Treatment

A wide variety of physical maneuvers have been used to terminate an acute episode of hiccups. Many of these measures are based on the concept that stimulating the pharynx will block the vagal portion of the reflex arc and abolish the hiccups. 27 No one method appears to be more effective than another. Swallowing a teaspoon of granulated sugar dry is about as effective as others and does not involve the infliction of noxious or painful stimulation.

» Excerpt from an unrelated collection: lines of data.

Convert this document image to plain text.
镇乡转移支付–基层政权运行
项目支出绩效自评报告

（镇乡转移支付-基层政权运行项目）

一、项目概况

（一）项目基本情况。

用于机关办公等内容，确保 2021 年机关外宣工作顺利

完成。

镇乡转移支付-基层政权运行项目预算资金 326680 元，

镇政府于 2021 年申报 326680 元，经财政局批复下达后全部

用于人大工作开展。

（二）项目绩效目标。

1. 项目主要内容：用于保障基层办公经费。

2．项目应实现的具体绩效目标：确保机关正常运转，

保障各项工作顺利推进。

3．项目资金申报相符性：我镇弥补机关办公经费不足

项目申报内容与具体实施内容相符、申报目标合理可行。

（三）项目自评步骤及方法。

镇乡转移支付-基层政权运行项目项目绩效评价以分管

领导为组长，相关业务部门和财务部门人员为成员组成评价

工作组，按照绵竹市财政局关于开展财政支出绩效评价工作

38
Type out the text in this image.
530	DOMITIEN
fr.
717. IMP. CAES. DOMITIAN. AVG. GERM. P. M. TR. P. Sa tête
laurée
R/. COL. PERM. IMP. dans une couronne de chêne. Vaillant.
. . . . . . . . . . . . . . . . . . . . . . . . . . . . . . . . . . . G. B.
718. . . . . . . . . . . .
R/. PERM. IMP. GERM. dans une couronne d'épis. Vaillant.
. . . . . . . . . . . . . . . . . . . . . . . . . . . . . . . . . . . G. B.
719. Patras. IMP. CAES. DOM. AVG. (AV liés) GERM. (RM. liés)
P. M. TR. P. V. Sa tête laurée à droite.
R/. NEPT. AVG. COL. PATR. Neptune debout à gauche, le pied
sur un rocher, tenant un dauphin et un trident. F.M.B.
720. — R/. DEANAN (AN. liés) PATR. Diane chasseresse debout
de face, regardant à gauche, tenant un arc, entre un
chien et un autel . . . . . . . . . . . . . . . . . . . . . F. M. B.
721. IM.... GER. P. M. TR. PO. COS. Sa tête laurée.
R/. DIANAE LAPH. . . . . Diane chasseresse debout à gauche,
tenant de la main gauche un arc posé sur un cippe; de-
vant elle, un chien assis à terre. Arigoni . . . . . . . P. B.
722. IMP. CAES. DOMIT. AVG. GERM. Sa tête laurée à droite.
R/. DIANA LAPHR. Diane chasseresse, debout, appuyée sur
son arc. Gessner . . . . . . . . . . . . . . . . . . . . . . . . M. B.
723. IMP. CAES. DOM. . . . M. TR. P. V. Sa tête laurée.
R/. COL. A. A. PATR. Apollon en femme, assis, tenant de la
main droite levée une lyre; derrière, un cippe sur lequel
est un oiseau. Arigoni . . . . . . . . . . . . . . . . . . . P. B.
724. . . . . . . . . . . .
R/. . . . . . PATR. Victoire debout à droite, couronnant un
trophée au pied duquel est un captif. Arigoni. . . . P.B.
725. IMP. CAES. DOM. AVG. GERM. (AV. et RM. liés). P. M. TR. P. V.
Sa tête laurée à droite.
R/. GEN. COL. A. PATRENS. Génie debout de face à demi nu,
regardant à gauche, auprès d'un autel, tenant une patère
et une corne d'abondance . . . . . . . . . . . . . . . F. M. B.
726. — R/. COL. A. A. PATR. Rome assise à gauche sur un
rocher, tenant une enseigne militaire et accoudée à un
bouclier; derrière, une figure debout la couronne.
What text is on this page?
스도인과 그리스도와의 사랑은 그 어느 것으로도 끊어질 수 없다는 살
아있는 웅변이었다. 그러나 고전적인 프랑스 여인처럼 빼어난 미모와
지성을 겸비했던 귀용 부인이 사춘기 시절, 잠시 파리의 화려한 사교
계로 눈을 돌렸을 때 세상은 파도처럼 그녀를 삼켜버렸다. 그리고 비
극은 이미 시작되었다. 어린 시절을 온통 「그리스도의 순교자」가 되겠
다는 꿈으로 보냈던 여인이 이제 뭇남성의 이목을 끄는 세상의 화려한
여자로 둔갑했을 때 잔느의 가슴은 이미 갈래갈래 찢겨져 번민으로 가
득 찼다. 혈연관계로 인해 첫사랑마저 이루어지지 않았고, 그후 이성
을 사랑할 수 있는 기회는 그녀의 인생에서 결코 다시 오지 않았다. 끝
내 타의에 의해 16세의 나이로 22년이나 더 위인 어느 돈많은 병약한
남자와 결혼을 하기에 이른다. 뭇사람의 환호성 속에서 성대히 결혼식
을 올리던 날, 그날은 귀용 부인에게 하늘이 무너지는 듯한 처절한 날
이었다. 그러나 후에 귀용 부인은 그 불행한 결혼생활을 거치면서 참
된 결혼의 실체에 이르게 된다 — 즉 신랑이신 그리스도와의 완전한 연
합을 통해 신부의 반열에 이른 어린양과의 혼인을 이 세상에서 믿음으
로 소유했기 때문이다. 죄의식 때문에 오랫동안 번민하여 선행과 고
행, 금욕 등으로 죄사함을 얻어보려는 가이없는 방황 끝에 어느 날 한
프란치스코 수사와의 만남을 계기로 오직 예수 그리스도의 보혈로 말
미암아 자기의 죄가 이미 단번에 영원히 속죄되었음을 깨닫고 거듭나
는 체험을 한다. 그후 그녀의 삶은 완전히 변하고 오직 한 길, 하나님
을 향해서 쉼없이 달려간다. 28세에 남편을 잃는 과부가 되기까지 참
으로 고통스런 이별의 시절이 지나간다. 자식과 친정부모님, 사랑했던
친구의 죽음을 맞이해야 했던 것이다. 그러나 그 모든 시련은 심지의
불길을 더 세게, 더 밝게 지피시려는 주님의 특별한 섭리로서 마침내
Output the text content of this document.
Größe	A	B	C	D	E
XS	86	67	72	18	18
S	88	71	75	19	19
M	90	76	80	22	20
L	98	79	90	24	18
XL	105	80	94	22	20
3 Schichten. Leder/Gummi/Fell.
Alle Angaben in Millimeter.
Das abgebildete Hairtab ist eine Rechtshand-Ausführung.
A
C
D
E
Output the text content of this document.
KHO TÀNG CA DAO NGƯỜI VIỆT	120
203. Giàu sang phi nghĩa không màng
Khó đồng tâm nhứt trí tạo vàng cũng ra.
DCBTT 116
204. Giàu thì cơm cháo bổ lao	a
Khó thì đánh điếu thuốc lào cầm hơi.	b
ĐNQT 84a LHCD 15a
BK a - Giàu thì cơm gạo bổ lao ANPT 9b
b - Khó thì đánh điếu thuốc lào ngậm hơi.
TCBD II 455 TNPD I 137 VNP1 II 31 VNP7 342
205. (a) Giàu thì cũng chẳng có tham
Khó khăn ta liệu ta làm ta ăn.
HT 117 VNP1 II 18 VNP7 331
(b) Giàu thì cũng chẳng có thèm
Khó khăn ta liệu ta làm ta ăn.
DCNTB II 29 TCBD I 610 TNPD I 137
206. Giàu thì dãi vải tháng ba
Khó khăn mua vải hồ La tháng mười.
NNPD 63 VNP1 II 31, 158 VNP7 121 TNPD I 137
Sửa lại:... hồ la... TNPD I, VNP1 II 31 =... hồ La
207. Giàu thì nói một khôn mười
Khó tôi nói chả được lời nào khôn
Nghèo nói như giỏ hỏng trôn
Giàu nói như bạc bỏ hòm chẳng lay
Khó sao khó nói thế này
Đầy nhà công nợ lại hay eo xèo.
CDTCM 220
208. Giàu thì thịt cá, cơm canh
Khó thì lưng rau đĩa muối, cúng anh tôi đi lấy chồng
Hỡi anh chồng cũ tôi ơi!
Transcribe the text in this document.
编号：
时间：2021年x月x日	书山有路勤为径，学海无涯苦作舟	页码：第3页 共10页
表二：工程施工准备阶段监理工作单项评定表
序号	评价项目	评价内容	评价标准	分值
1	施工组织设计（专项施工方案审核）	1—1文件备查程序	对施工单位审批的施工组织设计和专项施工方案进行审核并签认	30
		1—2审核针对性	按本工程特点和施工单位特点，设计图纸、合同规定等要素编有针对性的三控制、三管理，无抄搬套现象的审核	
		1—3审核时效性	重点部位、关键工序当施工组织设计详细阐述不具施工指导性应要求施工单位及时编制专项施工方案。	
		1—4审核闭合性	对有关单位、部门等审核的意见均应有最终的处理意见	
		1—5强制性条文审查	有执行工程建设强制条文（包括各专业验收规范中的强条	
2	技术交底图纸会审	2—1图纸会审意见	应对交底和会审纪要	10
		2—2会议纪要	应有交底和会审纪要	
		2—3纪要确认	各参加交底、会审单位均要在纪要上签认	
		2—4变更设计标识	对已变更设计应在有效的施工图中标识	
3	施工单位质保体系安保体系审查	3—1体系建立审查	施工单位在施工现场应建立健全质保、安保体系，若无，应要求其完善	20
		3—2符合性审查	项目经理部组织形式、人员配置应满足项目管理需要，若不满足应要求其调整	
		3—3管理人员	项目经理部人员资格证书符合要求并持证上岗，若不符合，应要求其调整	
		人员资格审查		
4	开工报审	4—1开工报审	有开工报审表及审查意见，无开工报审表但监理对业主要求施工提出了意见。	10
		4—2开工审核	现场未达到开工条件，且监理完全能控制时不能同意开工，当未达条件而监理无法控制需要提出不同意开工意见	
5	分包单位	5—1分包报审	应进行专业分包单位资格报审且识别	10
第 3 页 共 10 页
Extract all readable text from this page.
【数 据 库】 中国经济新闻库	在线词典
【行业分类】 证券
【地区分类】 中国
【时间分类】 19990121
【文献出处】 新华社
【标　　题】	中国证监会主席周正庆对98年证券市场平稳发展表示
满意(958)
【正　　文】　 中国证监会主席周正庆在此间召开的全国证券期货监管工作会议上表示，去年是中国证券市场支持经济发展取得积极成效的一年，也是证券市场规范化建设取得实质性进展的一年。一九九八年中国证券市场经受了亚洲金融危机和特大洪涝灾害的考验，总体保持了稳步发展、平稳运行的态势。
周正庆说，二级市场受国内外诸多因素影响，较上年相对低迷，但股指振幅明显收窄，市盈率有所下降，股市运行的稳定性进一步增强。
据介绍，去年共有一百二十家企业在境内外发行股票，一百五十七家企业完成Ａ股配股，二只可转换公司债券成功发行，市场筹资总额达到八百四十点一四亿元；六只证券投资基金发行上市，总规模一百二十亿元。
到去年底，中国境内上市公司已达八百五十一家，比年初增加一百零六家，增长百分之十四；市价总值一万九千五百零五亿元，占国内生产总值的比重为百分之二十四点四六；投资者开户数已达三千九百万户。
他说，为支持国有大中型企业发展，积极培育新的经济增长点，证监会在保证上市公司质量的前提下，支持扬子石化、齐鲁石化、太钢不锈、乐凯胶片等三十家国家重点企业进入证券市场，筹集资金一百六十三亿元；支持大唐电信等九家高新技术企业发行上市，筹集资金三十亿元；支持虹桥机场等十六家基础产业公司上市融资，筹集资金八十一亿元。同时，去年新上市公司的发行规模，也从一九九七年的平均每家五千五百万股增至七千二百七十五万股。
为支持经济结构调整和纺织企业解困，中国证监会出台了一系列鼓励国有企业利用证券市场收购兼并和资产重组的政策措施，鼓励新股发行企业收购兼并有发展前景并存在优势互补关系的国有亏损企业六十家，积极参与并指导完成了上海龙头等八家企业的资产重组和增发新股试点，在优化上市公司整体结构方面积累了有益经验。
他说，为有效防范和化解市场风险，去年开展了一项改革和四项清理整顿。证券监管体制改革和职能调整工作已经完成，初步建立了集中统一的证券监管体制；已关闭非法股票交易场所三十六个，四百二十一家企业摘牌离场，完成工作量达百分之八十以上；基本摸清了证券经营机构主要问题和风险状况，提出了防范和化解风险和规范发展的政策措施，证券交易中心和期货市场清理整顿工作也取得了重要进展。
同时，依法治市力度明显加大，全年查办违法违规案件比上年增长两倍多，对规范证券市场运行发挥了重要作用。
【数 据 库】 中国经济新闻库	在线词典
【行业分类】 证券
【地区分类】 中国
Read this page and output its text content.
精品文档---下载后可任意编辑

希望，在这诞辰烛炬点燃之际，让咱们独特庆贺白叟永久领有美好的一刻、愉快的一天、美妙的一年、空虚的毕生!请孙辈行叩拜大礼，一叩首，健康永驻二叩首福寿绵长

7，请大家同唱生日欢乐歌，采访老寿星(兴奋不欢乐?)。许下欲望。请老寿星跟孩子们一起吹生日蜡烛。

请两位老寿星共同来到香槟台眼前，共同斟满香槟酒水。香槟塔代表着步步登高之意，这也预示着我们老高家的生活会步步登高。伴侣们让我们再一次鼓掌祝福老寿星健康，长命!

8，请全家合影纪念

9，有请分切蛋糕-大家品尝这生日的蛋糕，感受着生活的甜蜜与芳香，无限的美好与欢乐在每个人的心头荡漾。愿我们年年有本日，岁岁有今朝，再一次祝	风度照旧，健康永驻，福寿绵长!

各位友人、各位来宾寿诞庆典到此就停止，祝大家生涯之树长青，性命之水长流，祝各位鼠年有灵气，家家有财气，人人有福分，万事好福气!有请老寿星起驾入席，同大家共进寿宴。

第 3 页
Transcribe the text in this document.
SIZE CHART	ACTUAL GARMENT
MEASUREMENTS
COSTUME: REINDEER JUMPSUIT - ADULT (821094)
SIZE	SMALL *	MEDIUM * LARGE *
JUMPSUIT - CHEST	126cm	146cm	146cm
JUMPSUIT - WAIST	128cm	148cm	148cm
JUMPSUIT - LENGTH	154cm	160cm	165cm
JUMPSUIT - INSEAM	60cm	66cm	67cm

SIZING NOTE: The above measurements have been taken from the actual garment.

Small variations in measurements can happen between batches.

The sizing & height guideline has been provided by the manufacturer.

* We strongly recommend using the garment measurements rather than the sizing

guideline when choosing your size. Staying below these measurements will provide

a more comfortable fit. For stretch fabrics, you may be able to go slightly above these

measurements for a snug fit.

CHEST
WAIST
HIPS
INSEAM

Drug treatment also works by inhibiting the reflex arc. 27 A large number of agents have been described as effective, but mostly only as case reports. Of the recommended drugs, only chlorpromazine has been tried enough to have achieved US Food and Drug Administration approval for treatment of intractable hiccups. The recommended dose is 25 to 50 mg intravenously, with a repeated dose in 2 to 4 h if needed. If improvement is noted, oral therapy with 25 to 50 mg tid or qid should be given. Metoclopramide 10 mg intravenously or intramuscularly and, if effective, followed by 10 to 20 mg qid for 10 days appears to be effective. The advantage of both these drugs is that effectiveness is usually evident in 30 min, unlike with other agents. The major disadvantages are extrapyramidal symptoms with both drugs and hypotension with chlorpromazine.

For more gradual control and with perhaps less risk of adverse reactions, oral treatment can be initiated with nifedipine (10 to 20 mg tid or qid), valproic acid (15 mg/kg per day taken tid), or baclofen (10 mg tid). Initiation and maintenance of these agents is best done in concert with a primary care physician who will follow up with the patient.